To solve this problem, we need to analyze the motion of the car and the bicycle separately and then compare their positions.
Given:
For the car:
Initial velocity (u1) = 0 mph
Final velocity (v1) = 46.0 mph
Acceleration (a1) = 8.50 mph/s
For the bicycle:
Initial velocity (u2) = 0 mph
Final velocity (v2) = 24.0 mph
Acceleration (a2) = 12.00 mph/s
(a) For what time interval is the bicycle ahead of the car?
To find the time interval when the bicycle is ahead of the car, we need to find the time taken by both the car and the bicycle to reach their respective final velocities.
Using the formula: v = u + at, where v is the final velocity, u is the initial velocity, a is the acceleration, and t is the time taken.

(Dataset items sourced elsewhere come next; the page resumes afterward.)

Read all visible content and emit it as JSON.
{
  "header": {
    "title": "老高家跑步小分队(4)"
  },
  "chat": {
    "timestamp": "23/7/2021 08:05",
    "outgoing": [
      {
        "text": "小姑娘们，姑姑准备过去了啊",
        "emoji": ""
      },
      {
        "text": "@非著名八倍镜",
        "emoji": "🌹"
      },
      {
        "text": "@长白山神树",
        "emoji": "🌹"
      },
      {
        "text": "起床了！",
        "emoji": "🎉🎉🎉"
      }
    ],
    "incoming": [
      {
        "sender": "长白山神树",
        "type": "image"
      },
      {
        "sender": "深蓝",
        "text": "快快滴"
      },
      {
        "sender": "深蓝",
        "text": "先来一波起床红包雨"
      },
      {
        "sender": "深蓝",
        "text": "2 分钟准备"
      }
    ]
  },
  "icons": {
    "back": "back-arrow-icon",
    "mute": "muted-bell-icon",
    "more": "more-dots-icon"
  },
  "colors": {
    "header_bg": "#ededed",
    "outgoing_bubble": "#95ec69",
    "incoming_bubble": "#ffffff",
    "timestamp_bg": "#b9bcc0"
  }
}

For the car: v1 = u1 + a1t1
46 mph = 0 mph + (8.50 mph/s)t1
t1 = 5.41 s (approx.)
For the bicycle: v2 = u2 + a2t2
24 mph = 0 mph + (12.00 mph/s)t2
t2 = 2.00 s
The bicycle is ahead of the car for the time interval t2, which is 2.00 seconds.
(b) By what maximum distance does the bicycle lead the car?
To find the maximum distance by which the bicycle leads the car, we need to calculate the distance traveled by each vehicle in the time interval t2.
Using the formula: s = ut + (1/2)at^2, where s is the distance, u is the initial velocity, a is the acceleration, and t is the time taken.
For the car: s1 = u1t2 + (1/2)a1t2^2
s1 = 0 mph * 2.00 s + (1/2)(8.50 mph/s)(2.00 s)^2
s1 = 8.50 mph * 2.00 s
s1 = 17.00 mi
For the bicycle: s2 = u2t2 + (1/2)a2t2^2
s2 = 0 mph * 2.00 s + (1/2)(12.00 mph/s)(2.00 s)^2
s2 = 12.00 mph * 2.00 s
s2 = 24.00 mi
Therefore, the bicycle leads the car by a maximum distance of 24.00 miles.
Note: Please ensure that all units (mph, s) are consistent in the calculations to get accurate results.